The geometry of Tempotronlike problems

TL;DR

This paper reformulates the Tempotron learning problem using geometric and computational geometry tools, revealing its computational complexity and providing insights into gradient-based learning algorithms.

Contribution

It introduces a geometric reformulation of the Tempotron problem, proves its W[1]-hardness, and discusses approximation methods and related neural network problems.

Findings

The problem is equivalent to polytope containment in unions of polytopes.

The problem is W[1]-hard, indicating computational difficulty.

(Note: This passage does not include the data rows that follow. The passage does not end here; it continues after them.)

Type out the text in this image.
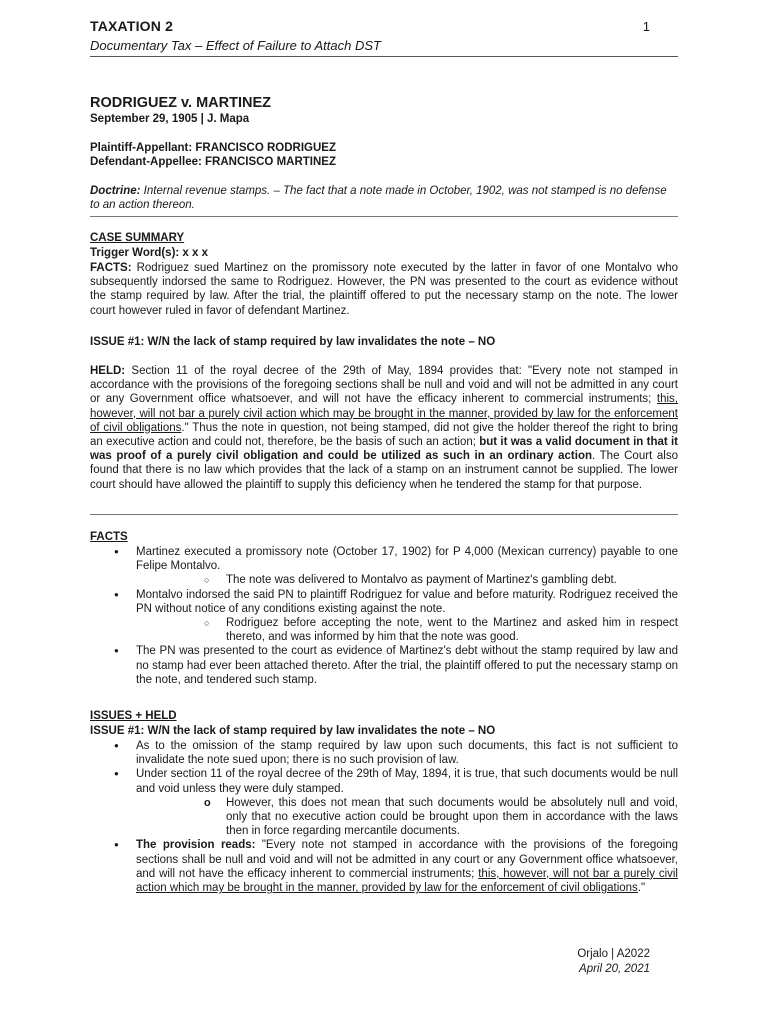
TAXATION 2	1
Documentary Tax – Effect of Failure to Attach DST
RODRIGUEZ v. MARTINEZ
September 29, 1905 | J. Mapa
Plaintiff-Appellant: FRANCISCO RODRIGUEZ
Defendant-Appellee: FRANCISCO MARTINEZ
Doctrine: Internal revenue stamps. – The fact that a note made in October, 1902, was not stamped is no defense to an action thereon.
CASE SUMMARY
Trigger Word(s): x x x
FACTS: Rodriguez sued Martinez on the promissory note executed by the latter in favor of one Montalvo who subsequently indorsed the same to Rodriguez. However, the PN was presented to the court as evidence without the stamp required by law. After the trial, the plaintiff offered to put the necessary stamp on the note. The lower court however ruled in favor of defendant Martinez.
ISSUE #1: W/N the lack of stamp required by law invalidates the note – NO
HELD: Section 11 of the royal decree of the 29th of May, 1894 provides that: "Every note not stamped in accordance with the provisions of the foregoing sections shall be null and void and will not be admitted in any court or any Government office whatsoever, and will not have the efficacy inherent to commercial instruments; this, however, will not bar a purely civil action which may be brought in the manner, provided by law for the enforcement of civil obligations." Thus the note in question, not being stamped, did not give the holder thereof the right to bring an executive action and could not, therefore, be the basis of such an action; but it was a valid document in that it was proof of a purely civil obligation and could be utilized as such in an ordinary action. The Court also found that there is no law which provides that the lack of a stamp on an instrument cannot be supplied. The lower court should have allowed the plaintiff to supply this deficiency when he tendered the stamp for that purpose.
FACTS
● Martinez executed a promissory note (October 17, 1902) for P 4,000 (Mexican currency) payable to one Felipe Montalvo.
○ The note was delivered to Montalvo as payment of Martinez's gambling debt.
● Montalvo indorsed the said PN to plaintiff Rodriguez for value and before maturity. Rodriguez received the PN without notice of any conditions existing against the note.
○ Rodriguez before accepting the note, went to the Martinez and asked him in respect thereto, and was informed by him that the note was good.
● The PN was presented to the court as evidence of Martinez's debt without the stamp required by law and no stamp had ever been attached thereto. After the trial, the plaintiff offered to put the necessary stamp on the note, and tendered such stamp.
ISSUES + HELD
ISSUE #1: W/N the lack of stamp required by law invalidates the note – NO
● As to the omission of the stamp required by law upon such documents, this fact is not sufficient to invalidate the note sued upon; there is no such provision of law.
● Under section 11 of the royal decree of the 29th of May, 1894, it is true, that such documents would be null and void unless they were duly stamped.
o However, this does not mean that such documents would be absolutely null and void, only that no executive action could be brought upon them in accordance with the laws then in force regarding mercantile documents.
● The provision reads: "Every note not stamped in accordance with the provisions of the foregoing sections shall be null and void and will not be admitted in any court or any Government office whatsoever, and will not have the efficacy inherent to commercial instruments; this, however, will not bar a purely civil action which may be brought in the manner, provided by law for the enforcement of civil obligations."
Orjalo | A2022
April 20, 2021
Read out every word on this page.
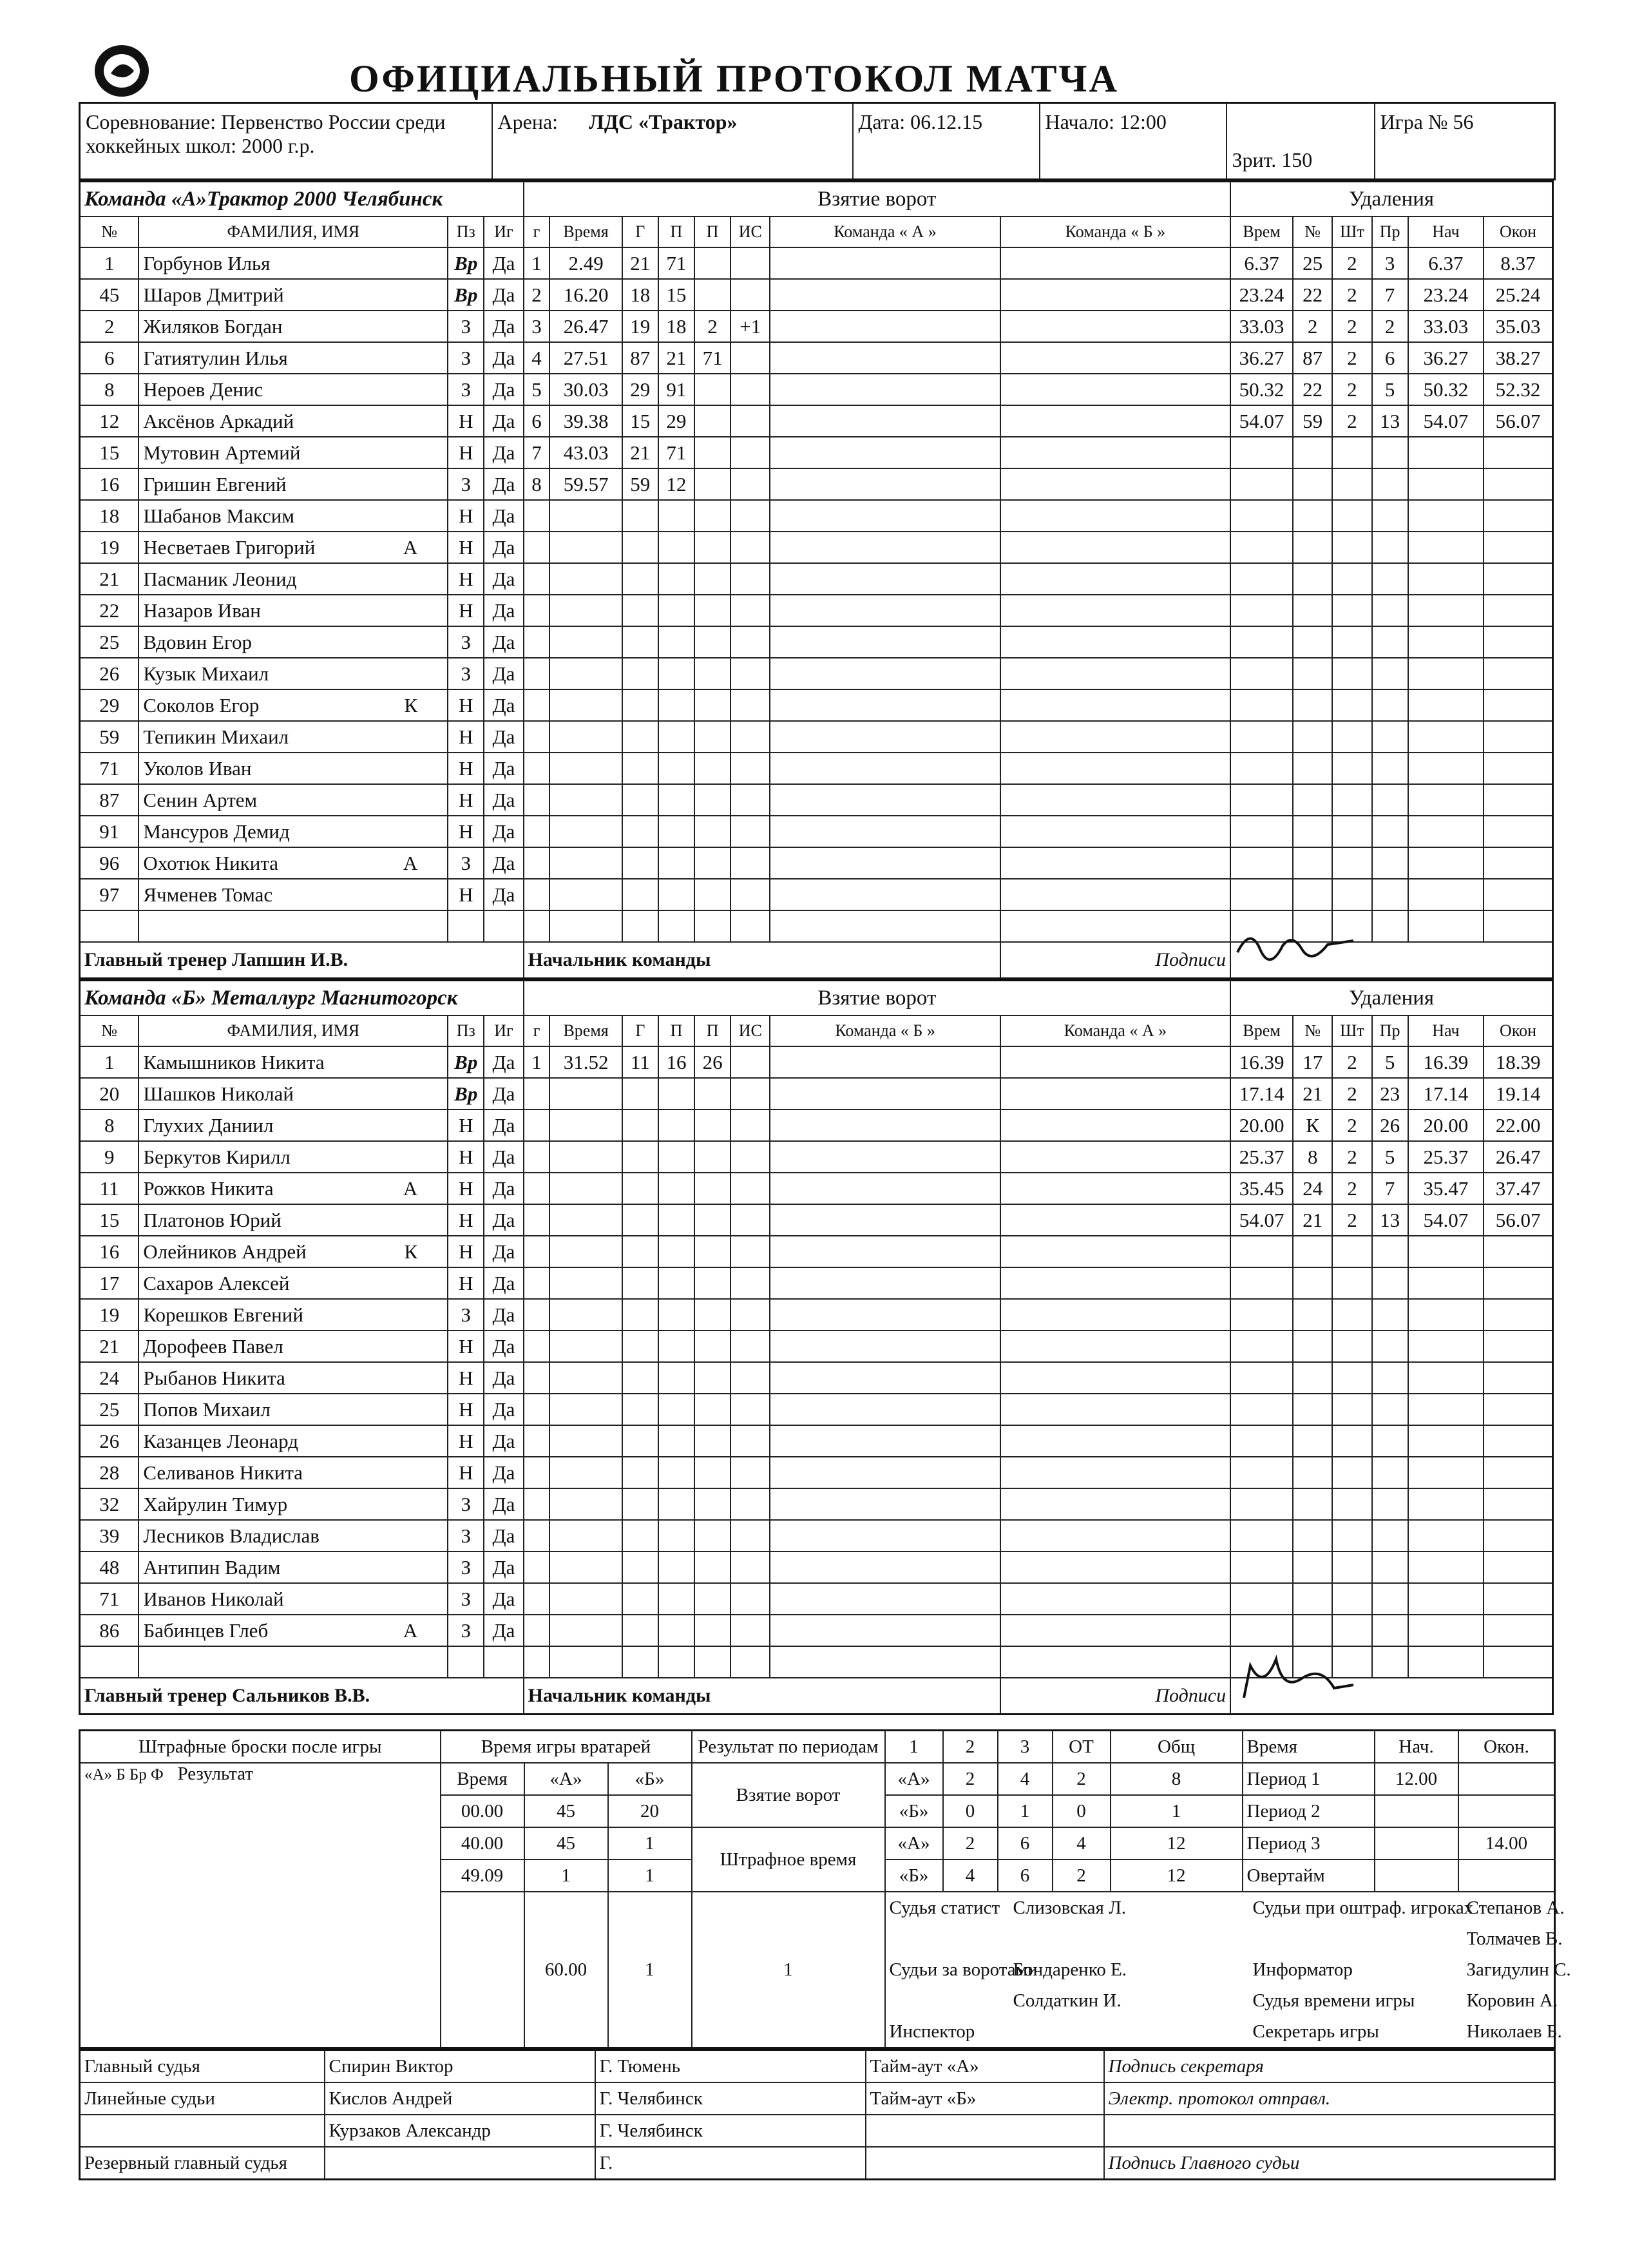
ОФИЦИАЛЬНЫЙ ПРОТОКОЛ МАТЧА
Соревнование: Первенство России среди хоккейных школ: 2000 г.р.	Арена: ЛДС «Трактор»	Дата: 06.12.15	Начало: 12:00	Зрит. 150	Игра № 56
Команда «А»Трактор 2000 Челябинск				Взятие ворот								Удаления					
№	ФАМИЛИЯ, ИМЯ	Пз	Иг	г	Время	Г	П	П	ИС	Команда « А »	Команда « Б »	Врем	№	Шт	Пр	Нач	Окон
1	Горбунов Илья	Вр	Да	1	2.49	21	71					6.37	25	2	3	6.37	8.37
45	Шаров Дмитрий	Вр	Да	2	16.20	18	15					23.24	22	2	7	23.24	25.24
2	Жиляков Богдан	З	Да	3	26.47	19	18	2	+1			33.03	2	2	2	33.03	35.03
6	Гатиятулин Илья	З	Да	4	27.51	87	21	71				36.27	87	2	6	36.27	38.27
8	Нероев Денис	З	Да	5	30.03	29	91					50.32	22	2	5	50.32	52.32
12	Аксёнов Аркадий	Н	Да	6	39.38	15	29					54.07	59	2	13	54.07	56.07
15	Мутовин Артемий	Н	Да	7	43.03	21	71										
16	Гришин Евгений	З	Да	8	59.57	59	12										
18	Шабанов Максим	Н	Да														
19	Несветаев Григорий А	Н	Да														
21	Пасманик Леонид	Н	Да														
22	Назаров Иван	Н	Да														
25	Вдовин Егор	З	Да														
26	Кузык Михаил	З	Да														
29	Соколов Егор К	Н	Да														
59	Тепикин Михаил	Н	Да														
71	Уколов Иван	Н	Да														
87	Сенин Артем	Н	Да														
91	Мансуров Демид	Н	Да														
96	Охотюк Никита А	З	Да														
97	Ячменев Томас	Н	Да														

Главный тренер Лапшин И.В.				Начальник команды							Подписи	
Команда «Б» Металлург Магнитогорск				Взятие ворот								Удаления					
№	ФАМИЛИЯ, ИМЯ	Пз	Иг	г	Время	Г	П	П	ИС	Команда « Б »	Команда « А »	Врем	№	Шт	Пр	Нач	Окон
1	Камышников Никита	Вр	Да	1	31.52	11	16	26				16.39	17	2	5	16.39	18.39
20	Шашков Николай	Вр	Да									17.14	21	2	23	17.14	19.14
8	Глухих Даниил	Н	Да									20.00	К	2	26	20.00	22.00
9	Беркутов Кирилл	Н	Да									25.37	8	2	5	25.37	26.47
11	Рожков Никита А	Н	Да									35.45	24	2	7	35.47	37.47
15	Платонов Юрий	Н	Да									54.07	21	2	13	54.07	56.07
16	Олейников Андрей К	Н	Да														
17	Сахаров Алексей	Н	Да														
19	Корешков Евгений	З	Да														
21	Дорофеев Павел	Н	Да														
24	Рыбанов Никита	Н	Да														
25	Попов Михаил	Н	Да														
26	Казанцев Леонард	Н	Да														
28	Селиванов Никита	Н	Да														
32	Хайрулин Тимур	З	Да														
39	Лесников Владислав	З	Да														
48	Антипин Вадим	З	Да														
71	Иванов Николай	З	Да														
86	Бабинцев Глеб А	З	Да														

Главный тренер Сальников В.В.				Начальник команды							Подписи	
Штрафные броски после игры	Время игры вратарей	Результат по периодам	1	2	3	ОТ	Общ	Время	Нач.	Окон.
«А» Б Бр Ф Результат	Время	«А»	«Б»	Взятие ворот	«А»	2	4	2	8	Период 1	12.00	
00.00	45	20	«Б»	0	1	0	1	Период 2		
40.00	45	1	Штрафное время	«А»	2	6	4	12	Период 3		14.00
49.09	1	1	«Б»	4	6	2	12	Овертайм		
	60.00	1	1	
Судья статист	Слизовская Л.	Судьи при оштраф. игроках	Степанов А.
			Толмачев В.
Судьи за воротами	Бондаренко Е.	Информатор	Загидулин С.
	Солдаткин И.	Судья времени игры	Коровин А.
Инспектор		Секретарь игры	Николаев Б.
Главный судья	Спирин Виктор	Г. Тюмень	Тайм-аут «А»	Подпись секретаря
Линейные судьи	Кислов Андрей	Г. Челябинск	Тайм-аут «Б»	Электр. протокол отправл.
	Курзаков Александр	Г. Челябинск		
Резервный главный судья		Г.		Подпись Главного судьи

Sampling methods can approximate solutions under certain conditions.

Abstract

In the discrete Tempotron learning problem a neuron receives time varying inputs and for a set of such input sequences ($\mathcal S_-$ set) the neuron must be sub-threshold for all times while for some other sequences ($\mathcal S_+$ set) the neuron must be super threshold for at least one time. Here we present a graphical treatment of a slight reformulation of the tempotron problem. We show that the problem's general form is equivalent to the question if a polytope, specified by a set of inequalities, is contained in the union of a set of equally defined polytopes. Using recent results from computational geometry, we show that the problem is W[1]-hard. This phrasing gives some new insights into the nature of gradient based learning algorithms. A sampling based approach can, under certain circumstances provide an approximation in polynomial time. Other problems, related to hierarchical neural networks may share some topological structure.